If you are planning a fall or spring loop around the mountain on SR-410 and SR-123, treat the season as roughly late spring through mid-fall and confirm the gates before you drive. In winter, the only way to reach the park's east side is the long way around via I-90 or US-12.
SR-706 to Nisqually, Longmire, and Paradise — open, but gated to Paradise
The southwest corner is the part of Rainier that stays reachable in winter:
- The Nisqually Entrance (reached by SR-706 through Ashford) is the only park entrance open every day of the year.
- The road from the entrance up to Longmire stays open through winter except in extreme weather.
- The stretch from Longmire up to Paradise is the catch. In winter it opens only when conditions allow — often late morning to mid-afternoon, and sometimes not at all. When it does open, all vehicles must carry tire chains, and there are gate-down and gate-up cutoff times. Paradise is where the park's winter snow play (sledding and tubing) lives, so this is the road most winter visitors actually care about.
The takeaway: in winter you can almost always reach Longmire, but getting to Paradise depends entirely on the day.

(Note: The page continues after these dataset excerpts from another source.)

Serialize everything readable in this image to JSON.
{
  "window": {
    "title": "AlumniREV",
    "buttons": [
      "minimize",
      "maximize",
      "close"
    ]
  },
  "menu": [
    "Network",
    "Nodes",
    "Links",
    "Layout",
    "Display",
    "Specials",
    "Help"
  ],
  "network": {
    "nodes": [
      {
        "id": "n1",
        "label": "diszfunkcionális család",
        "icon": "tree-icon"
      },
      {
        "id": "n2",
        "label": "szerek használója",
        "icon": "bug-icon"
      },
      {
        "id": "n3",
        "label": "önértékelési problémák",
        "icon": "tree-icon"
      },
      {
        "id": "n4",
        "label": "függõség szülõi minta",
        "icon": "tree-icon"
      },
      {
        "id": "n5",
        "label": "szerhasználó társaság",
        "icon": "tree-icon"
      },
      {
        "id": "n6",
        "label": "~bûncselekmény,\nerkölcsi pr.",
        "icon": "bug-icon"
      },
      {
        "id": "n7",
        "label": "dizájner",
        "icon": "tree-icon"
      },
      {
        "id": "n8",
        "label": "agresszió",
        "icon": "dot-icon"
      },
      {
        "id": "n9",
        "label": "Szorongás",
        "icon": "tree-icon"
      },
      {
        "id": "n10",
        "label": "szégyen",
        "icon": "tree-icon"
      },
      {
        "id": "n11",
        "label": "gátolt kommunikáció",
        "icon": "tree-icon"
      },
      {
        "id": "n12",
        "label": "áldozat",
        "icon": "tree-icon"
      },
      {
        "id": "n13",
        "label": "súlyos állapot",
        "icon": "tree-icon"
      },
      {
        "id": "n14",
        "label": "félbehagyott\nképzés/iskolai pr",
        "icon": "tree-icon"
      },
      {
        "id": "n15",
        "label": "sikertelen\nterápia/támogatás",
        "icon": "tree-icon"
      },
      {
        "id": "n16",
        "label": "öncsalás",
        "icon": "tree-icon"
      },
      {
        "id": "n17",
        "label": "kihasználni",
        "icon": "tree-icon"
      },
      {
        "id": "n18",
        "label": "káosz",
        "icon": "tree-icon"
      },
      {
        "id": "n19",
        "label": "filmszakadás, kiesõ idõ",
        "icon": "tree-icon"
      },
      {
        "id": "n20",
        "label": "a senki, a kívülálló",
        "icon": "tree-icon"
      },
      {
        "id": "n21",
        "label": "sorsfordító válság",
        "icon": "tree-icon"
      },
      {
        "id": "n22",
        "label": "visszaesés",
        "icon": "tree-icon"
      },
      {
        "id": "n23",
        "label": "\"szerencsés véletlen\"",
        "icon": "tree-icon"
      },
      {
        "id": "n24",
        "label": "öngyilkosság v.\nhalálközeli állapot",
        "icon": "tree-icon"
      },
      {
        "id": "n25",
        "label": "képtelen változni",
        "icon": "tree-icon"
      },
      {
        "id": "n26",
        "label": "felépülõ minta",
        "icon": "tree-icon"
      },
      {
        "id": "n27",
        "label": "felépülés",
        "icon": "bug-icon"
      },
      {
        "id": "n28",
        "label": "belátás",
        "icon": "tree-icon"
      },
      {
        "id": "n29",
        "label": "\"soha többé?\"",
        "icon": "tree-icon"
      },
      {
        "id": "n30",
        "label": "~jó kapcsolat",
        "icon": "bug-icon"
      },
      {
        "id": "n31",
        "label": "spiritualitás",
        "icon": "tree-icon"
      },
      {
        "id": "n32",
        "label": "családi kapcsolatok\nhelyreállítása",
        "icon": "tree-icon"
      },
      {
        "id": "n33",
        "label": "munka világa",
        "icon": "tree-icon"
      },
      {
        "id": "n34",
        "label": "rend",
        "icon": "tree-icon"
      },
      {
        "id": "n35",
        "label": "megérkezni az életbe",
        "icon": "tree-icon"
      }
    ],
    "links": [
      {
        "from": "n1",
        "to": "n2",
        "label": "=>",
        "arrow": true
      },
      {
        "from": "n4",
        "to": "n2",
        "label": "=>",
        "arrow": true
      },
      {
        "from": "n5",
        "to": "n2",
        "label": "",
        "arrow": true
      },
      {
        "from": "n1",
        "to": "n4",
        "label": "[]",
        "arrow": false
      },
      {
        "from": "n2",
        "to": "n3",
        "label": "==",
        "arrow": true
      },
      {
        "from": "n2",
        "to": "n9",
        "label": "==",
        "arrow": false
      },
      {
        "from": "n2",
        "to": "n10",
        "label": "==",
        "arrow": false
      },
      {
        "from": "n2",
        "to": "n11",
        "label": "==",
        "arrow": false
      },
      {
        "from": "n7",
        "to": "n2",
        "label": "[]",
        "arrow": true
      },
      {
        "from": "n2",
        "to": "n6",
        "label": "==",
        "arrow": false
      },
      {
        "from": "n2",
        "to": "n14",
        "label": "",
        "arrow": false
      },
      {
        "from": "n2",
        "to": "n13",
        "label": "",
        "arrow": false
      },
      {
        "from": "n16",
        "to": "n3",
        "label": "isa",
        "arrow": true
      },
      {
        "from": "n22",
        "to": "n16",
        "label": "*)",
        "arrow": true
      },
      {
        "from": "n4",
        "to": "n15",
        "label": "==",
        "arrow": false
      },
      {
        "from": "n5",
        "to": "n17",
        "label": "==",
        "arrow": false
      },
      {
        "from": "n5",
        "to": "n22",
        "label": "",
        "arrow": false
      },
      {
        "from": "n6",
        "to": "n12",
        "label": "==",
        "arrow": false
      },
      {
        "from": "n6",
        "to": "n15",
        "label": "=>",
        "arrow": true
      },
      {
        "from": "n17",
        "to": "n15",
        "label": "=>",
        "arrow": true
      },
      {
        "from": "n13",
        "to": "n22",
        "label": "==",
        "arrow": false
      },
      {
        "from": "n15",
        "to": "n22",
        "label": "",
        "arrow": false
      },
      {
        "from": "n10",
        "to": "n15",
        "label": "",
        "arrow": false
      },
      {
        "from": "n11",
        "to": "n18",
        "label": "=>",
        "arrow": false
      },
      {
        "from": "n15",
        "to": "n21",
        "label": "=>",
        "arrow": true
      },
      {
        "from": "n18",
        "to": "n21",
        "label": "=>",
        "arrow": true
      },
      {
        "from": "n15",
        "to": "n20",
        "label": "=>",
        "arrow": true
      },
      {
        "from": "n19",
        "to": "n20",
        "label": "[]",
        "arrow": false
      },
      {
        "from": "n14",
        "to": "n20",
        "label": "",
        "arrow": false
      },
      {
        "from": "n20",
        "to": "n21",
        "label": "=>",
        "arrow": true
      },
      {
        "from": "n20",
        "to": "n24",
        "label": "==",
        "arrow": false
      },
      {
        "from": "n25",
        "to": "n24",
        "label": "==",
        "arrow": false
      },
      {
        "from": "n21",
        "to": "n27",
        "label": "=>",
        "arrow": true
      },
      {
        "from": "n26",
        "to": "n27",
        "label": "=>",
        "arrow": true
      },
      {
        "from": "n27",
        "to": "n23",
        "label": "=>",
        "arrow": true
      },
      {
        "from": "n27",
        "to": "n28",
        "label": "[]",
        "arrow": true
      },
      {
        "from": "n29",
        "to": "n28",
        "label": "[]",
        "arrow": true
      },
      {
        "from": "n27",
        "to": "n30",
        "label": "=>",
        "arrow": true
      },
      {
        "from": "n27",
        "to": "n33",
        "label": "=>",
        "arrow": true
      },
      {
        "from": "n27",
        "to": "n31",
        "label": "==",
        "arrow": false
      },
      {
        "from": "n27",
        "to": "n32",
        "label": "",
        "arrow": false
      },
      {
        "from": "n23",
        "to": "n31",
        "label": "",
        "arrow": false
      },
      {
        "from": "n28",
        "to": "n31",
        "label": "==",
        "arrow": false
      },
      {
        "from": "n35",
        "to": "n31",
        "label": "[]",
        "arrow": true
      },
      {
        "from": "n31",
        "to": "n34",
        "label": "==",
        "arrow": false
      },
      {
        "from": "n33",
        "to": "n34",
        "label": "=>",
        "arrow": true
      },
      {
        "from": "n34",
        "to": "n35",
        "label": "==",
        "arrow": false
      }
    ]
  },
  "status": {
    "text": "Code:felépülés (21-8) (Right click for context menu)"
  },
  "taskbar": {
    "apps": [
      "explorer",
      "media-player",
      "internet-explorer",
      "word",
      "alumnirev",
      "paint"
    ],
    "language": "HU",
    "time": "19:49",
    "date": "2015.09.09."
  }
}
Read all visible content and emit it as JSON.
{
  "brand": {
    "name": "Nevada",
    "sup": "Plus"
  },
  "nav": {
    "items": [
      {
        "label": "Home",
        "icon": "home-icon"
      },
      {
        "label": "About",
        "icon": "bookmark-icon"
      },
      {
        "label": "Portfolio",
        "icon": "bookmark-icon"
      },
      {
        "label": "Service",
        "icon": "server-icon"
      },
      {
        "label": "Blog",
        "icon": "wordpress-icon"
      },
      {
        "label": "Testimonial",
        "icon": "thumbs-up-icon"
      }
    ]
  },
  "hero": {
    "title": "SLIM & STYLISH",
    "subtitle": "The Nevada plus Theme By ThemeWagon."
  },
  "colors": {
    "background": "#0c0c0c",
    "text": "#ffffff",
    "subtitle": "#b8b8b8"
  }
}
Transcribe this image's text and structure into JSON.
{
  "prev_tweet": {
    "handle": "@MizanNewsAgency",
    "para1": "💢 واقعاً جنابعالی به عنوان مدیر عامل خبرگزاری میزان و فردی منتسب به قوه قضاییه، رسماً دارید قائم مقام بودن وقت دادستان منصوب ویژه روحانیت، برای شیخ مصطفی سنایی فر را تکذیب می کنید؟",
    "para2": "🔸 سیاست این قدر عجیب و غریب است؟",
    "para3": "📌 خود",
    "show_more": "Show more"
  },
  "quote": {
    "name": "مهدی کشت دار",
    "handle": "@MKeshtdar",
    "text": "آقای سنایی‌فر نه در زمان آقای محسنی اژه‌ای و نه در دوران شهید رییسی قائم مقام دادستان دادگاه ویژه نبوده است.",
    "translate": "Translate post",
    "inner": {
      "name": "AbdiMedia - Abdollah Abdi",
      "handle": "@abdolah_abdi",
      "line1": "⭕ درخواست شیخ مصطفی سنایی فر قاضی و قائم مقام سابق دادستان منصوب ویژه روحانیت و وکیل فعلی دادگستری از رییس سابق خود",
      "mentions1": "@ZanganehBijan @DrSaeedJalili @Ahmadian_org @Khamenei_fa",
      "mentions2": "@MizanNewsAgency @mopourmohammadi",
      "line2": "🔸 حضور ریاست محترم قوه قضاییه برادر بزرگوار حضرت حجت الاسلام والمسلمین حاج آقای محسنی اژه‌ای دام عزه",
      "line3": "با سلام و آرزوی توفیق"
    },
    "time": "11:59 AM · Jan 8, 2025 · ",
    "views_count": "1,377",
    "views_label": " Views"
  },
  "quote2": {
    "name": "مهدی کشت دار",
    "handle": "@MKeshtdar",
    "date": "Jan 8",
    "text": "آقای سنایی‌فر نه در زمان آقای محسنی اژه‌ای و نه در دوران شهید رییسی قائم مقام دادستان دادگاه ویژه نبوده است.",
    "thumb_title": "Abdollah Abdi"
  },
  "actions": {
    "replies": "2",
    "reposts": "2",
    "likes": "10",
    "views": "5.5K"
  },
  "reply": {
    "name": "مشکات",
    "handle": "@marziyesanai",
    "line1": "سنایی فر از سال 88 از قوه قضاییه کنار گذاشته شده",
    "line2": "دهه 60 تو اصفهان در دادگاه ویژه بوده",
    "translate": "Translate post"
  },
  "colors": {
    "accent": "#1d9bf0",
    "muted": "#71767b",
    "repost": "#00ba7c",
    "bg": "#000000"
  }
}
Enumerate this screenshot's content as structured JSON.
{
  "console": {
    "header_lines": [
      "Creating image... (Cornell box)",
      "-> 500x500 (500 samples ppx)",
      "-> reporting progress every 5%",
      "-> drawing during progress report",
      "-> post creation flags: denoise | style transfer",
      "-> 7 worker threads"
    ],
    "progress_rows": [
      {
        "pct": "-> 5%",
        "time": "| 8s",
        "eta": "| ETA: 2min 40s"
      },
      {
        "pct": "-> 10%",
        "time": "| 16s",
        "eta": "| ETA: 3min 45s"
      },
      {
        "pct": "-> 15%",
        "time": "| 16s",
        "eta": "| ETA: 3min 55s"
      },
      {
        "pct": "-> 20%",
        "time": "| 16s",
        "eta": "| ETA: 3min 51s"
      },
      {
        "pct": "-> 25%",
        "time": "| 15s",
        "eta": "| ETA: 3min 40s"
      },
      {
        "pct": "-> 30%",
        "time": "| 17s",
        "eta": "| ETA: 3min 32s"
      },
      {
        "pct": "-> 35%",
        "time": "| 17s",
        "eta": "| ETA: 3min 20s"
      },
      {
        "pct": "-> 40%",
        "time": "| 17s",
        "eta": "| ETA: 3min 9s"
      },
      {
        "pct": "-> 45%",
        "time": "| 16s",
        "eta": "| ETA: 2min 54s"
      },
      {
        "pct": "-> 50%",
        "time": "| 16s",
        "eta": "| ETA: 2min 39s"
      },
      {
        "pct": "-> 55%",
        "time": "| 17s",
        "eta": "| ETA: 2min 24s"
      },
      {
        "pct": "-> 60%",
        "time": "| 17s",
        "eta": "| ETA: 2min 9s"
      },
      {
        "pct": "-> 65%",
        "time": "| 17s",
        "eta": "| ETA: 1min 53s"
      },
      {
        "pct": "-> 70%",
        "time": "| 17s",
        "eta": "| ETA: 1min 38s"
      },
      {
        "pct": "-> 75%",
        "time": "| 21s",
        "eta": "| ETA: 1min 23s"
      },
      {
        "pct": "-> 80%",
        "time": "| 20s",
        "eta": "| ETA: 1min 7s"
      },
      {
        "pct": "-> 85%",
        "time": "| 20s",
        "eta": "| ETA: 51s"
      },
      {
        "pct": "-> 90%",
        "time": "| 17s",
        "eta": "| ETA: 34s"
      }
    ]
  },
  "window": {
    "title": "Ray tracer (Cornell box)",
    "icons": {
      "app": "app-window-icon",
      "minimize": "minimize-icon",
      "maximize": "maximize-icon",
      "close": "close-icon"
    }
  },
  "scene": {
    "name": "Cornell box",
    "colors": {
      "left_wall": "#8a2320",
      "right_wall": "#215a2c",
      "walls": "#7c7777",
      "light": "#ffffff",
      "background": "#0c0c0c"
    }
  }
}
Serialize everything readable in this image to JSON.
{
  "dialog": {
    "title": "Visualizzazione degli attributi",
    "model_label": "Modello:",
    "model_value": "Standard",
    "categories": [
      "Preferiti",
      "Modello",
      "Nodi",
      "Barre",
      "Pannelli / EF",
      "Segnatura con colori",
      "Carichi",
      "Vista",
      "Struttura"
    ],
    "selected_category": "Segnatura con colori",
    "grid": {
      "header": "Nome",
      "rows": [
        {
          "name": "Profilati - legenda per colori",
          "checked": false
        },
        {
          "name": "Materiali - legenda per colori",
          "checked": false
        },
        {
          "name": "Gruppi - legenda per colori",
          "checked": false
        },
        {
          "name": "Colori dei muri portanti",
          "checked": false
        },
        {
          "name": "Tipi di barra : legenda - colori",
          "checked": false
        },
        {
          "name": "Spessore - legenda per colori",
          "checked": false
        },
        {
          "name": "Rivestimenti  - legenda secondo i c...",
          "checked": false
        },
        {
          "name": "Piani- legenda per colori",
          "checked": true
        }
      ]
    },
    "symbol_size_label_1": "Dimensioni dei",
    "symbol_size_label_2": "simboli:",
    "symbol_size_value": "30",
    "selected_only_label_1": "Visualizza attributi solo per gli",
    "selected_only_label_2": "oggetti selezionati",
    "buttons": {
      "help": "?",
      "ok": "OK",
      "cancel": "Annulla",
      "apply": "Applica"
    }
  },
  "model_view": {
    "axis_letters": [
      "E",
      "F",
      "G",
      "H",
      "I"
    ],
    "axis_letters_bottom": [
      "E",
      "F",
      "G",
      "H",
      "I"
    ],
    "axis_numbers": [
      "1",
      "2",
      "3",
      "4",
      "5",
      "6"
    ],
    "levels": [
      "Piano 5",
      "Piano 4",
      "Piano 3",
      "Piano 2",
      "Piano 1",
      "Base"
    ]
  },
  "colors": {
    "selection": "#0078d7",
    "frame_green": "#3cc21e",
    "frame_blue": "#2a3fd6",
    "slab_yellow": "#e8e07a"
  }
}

Check the SR-706 and SR-7 approach cameras on the Washington camera map to judge the drive up from the lowlands, then confirm the Longmire-to-Paradise gate status with the National Park Service before you start climbing.
North Cascades and the Olympics
Two more destinations are worth a quick mention because their access flips with the seasons:
- North Cascades Highway (SR-20). The spectacular crossing over Rainy Pass (about 4,855 ft) and Washington Pass (5,477 ft) is closed every winter — it crosses dozens of avalanche paths that can't be controlled the way Snoqualmie and Stevens are. It usually closes in late November or December (Dec. 4 in 2025) and reopens in spring. There is no winter through-route here; plan SR-20 as a late-spring-through-fall drive.
- Olympic National Park (US-101). US-101 loops the peninsula year-round, but the climb to Hurricane Ridge above Port Angeles is winter-restricted — typically plowed and open only Friday through Sunday in season, with chains required and daytime-only uphill access. Use the US-101 corridor cameras to read the approach.
How to use the map for a pass or park run
The WSDOT camera map is built to get you to the right feed fast:
- Area chips jump straight to Snoqualmie Pass or Stevens Pass without scrolling the whole state, plus regions like Tacoma / Olympia for the run toward Rainier's southwest side.
- Search finds cameras by route number (try "410," "12," or "2") or town name (Enumclaw, Ashford, Leavenworth).
- Favorites let you pin the exact feeds you check most — the Snoqualmie summit, the Stevens chain-up area, and the SR-706 approach to Rainier — so they load in one tap the next storm.
- Nearby weather pairs any camera with current temperature and precipitation, the quickest ice check there is.
For trips that cross state lines, the same routine works on the all-states road camera map, and if you're continuing south the Oregon ODOT cameras cover the Cascade passes and the Columbia Gorge on that side of the river.
A note on accuracy
These images come from WSDOT's Traveler Information system, but this is an independent, non-commercial travel helper. Cameras show recent stills, not live video, and they can lag or go dark in the exact storm you most want to see through. Seasonal gates on Chinook, Cayuse, SR-20, and the road to Paradise are set by WSDOT and the National Park Service — always confirm closures, opening dates, and chain requirements with official sources before you rely on a clear-looking frame. Check the camera, check the weather, then decide.